In the midst of Prohibition, Buckner directed highly publicized trials of the operators of speakeasies. The New York Times reported that “his most outstanding work has been in connection with liquor cases and his several ‘padlock drives’ which temporarily closed hundreds of resorts where liquor was being sold illegally.”  He also received national attention when he insisted on prosecuting Harry M. Daugherty (United States Attorney General under Warren G. Harding) for public corruption, against the wishes of the Coolidge administration. Buckner failed to obtain a conviction against Daugherty in two trials held in 1926 and 1927.  At the end of the second trial, Buckner announced that he would resign as U.S. Attorney and return to private practice.

===At Root, Clark, 1927–1941===
Returning to Root, Clark in 1927, Buckner became one of the architects of Wall Street's modern legal culture. Serving as Root, Clark's hiring partner, Buckner shaped a generation of the nation's top corporate lawyers. He is credited with coining the term "associate" for junior members of a law firm, which replaced the older term, "law clerk". At his urging, Root, Clark became the first law firm to pay its associates an annual bonus out of the firm's profits. He also initiated the practice of having an annual luncheon with hiring partners at the other Wall Street firms, at which they set the "going rate" for associate salaries. Under his leadership, Root, Clark also became the first of the white shoe firms to accept Jewish applicants. Buckner disdained rival firm Cravath, Swaine & Moore's tendency to "hold associates' hands" and insisted on delegating the maximum possible amount of work to his young associates: by systematically under-staffing cases, Buckner was able to provide his clients with quality work product at cheaper rates.

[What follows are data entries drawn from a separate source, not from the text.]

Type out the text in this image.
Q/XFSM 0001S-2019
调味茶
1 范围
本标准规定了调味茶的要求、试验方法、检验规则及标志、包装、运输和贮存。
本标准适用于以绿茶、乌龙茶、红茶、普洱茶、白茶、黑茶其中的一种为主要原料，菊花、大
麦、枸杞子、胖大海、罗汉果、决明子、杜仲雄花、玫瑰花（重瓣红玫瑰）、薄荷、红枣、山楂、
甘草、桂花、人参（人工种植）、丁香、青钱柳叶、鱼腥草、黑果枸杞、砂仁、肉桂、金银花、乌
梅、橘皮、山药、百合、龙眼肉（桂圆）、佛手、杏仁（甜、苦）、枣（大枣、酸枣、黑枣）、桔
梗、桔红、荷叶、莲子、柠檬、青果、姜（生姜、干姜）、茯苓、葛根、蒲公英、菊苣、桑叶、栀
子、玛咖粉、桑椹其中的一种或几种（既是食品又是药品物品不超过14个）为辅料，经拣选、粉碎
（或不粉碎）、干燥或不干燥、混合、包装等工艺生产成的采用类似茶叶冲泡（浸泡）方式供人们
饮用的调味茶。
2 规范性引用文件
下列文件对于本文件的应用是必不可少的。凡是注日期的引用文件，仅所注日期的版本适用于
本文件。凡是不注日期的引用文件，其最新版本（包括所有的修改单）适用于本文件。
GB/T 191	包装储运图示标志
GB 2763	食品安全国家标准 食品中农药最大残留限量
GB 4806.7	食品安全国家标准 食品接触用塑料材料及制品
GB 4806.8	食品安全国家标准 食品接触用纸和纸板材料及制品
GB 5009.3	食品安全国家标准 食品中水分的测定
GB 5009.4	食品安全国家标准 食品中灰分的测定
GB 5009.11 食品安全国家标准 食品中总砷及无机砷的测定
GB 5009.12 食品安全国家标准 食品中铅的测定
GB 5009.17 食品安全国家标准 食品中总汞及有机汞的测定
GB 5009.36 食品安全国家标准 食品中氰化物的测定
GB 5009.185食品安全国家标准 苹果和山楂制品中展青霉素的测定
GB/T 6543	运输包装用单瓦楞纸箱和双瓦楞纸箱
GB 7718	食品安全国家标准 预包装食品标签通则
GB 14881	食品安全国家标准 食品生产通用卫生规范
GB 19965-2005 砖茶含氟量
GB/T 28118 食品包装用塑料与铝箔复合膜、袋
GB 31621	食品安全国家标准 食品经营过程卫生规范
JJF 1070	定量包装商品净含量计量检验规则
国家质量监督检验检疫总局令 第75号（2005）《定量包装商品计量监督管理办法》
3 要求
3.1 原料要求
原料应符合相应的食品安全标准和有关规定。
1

Under Buckner's leadership, Root, Clark also became the first firm to encourage associates to come to the firm directly after law school instead of spending time in public service before joining the firm. Buckner's friend Frankfurter deplored the practice and it led to some tension between the two, particularly in 1926–27, when the two had a heated argument over Henry Friendly. Frankfurter, who was Friendly's teacher at Harvard Law, encouraged Friendly to spend a fourth year at law school, then spend a year clerking for Louis Brandeis, and then return to the Harvard Law School faculty. Buckner encouraged Friendly to clerk immediately, and then come to Root, Clark. Buckner won out, and Friendly joined Root, Clark in 1928, where he became a partner. (With five other Root, Clark partners, Friendly founded Cleary, Friendly, Gottlieb & Steen, the predecessor of Cleary Gottlieb Steen & Hamilton, in 1946.)

Buckner and Frankfurter clashed again five years later over another of Frankfurter's students, Telford Taylor, but this time Frankfurter was successful, and Taylor never joined Root, Clark.

Buckner explored the possibility of leveraging the notoriety he gained as US Attorney into a run for governor of New York, but reconsidered after he suffered a stroke in 1934. During this period, his chief assistant at Root, Clark was John Marshall Harlan II, who would later serve with Buckner's friend Frankfurter on the United States Supreme Court.

===Buckner Boys===
Buckner was a high regarded mentor to many junior attorneys, who became known collectively as "Buckner Boys" or "Buckner's Boys". Among the prominent members of this group were Herbert Brownell Jr., John M. Cashin, Bethuel M. Webster, and Francis T. P. Plimpton.

==Death==
Buckner died in New York City on March 11, 1941. His obituary in The New York Times said:

Buckner realized that he who wields the instruments of justice wields the most powerful instruments of government. In order to assure their just and compassionate use, a prosecutor must have an almost priest-like attitude toward his duties. Buckner practiced this attitude without deviation.